Can AI Learn What Makes Math Interesting?

April 28, 2026 · Review of NeurIPS 2025 Spotlight · arXiv:2511.14778

Overview

AI is now solving problems that stumped mathematicians for decades. AlphaProof and AlphaGeometry 2 earned a silver medal at the 2024 International Mathematical Olympiad [1]. GPT-5 scores 94.6% on AIME 2025 without any tools. AlphaEvolve and Aristotle resolved Erdős problem #1026, open since 1975. By 2026, problem #281 had also fallen, and Tao was calling AI assistance in his own research “almost mundane” [2]. These are genuine open problems, solved by machines.

But in every one of these cases, a human decided what the problem was. The IMO problems were written by a committee. Erdős himself posed problem #1026 in 1975.

The real gap is not in solving but in creating. When Galois invented group theory, he was not answering a posed question. When Shannon defined information, he was not working from a problem set. When Riemann imagined curved geometry, no one had asked for it. These mathematicians chose what to study and built the language to study it.

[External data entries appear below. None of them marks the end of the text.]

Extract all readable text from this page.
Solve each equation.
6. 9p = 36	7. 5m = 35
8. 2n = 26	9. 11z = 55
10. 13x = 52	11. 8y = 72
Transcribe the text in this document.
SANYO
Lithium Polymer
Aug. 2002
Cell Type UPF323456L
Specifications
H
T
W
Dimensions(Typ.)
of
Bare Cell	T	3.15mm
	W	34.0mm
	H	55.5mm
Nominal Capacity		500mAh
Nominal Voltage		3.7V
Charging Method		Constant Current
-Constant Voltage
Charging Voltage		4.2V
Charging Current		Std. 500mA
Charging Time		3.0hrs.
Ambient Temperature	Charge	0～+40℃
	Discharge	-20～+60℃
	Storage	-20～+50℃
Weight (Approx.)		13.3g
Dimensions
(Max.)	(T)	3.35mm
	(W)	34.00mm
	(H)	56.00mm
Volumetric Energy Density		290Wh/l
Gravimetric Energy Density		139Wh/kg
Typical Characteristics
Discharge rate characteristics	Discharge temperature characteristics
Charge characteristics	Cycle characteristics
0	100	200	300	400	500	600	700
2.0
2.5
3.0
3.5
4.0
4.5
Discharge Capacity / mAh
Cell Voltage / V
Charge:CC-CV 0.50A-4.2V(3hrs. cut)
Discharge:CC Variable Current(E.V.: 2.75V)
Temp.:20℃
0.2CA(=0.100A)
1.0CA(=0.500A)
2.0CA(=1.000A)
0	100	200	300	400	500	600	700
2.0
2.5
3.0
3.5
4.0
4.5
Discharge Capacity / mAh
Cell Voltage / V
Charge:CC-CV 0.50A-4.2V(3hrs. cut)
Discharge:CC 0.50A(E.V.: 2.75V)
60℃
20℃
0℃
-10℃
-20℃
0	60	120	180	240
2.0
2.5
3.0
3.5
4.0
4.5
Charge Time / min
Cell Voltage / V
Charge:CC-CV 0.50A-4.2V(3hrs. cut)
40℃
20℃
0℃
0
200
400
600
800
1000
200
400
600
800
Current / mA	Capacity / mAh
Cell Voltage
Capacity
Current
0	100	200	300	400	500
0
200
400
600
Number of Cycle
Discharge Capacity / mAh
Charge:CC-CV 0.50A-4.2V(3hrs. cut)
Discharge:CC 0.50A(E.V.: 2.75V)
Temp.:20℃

Today’s AI cannot do that. It can win medals on a test someone else designed, but it cannot design the test. This paper takes a first step toward closing that gap, asking whether a system can learn to decide what is interesting in the first place.

This paper does not try to give AI the full range of mathematical creativity. Instead it carves out a tractable first sub-problem: can the judgment of “what is worth pursuing” (or interestingness [3][4]) be learned automatically?

It makes two significant contributions:

It introduces FERMAT (Formation Environment for Reinforcement-learned Mathematical Theory), which casts automated theory formation as a Markov Decision Process: starting from primitive symbols, the agent builds a knowledge graph of definitions, conjectures, and theorems, earning a sparse reward whenever it independently rediscovers a concept from a curated benchmark. Unlike prior systems like HR [5] and AM [6], which were static symbolic pipelines with hand-coded heuristics, FERMAT opens the process to any learned RL strategy.
It proposes EvoAbstract, which solves the resulting reward-sparsity problem by automatically discovering an interestingness measure (represented as a Python program) via LLM-driven evolutionary search over parallel islands; a second LLM periodically distils reusable subroutines from the best candidates into a shared library. The resulting measure recovers roughly 24 benchmark concepts from bare primitives, versus 8.6 for the best hand-crafted HR heuristic and 4.4 for a random policy.

The Combinatorial Search Space

Take three primitives: zero, the successor function $S$ (so $S(0)=1$, $S(S(0))=2$, and so on), and an equality predicate. From these alone you can start building. Apply an Exists rule to the product relation and you get divisibility. Apply Compose to get powers. Apply Implication to formulate a conjecture about primality. The space of reachable entities grows very quickly.

At each step there are hundreds of legal actions, and most produce either a trivially true statement or a concept already in the graph under a different name. HR [5] and AM [6] tamed this explosion with hand-tuned heuristics: reward short definitions (parsimony), reward novel example sets (novelty), reward widely applicable concepts (applicability). These heuristics encode real mathematical taste, but they are static. They cannot adapt to a new domain, to the current state of the theory, or to what the agent is trying to build toward.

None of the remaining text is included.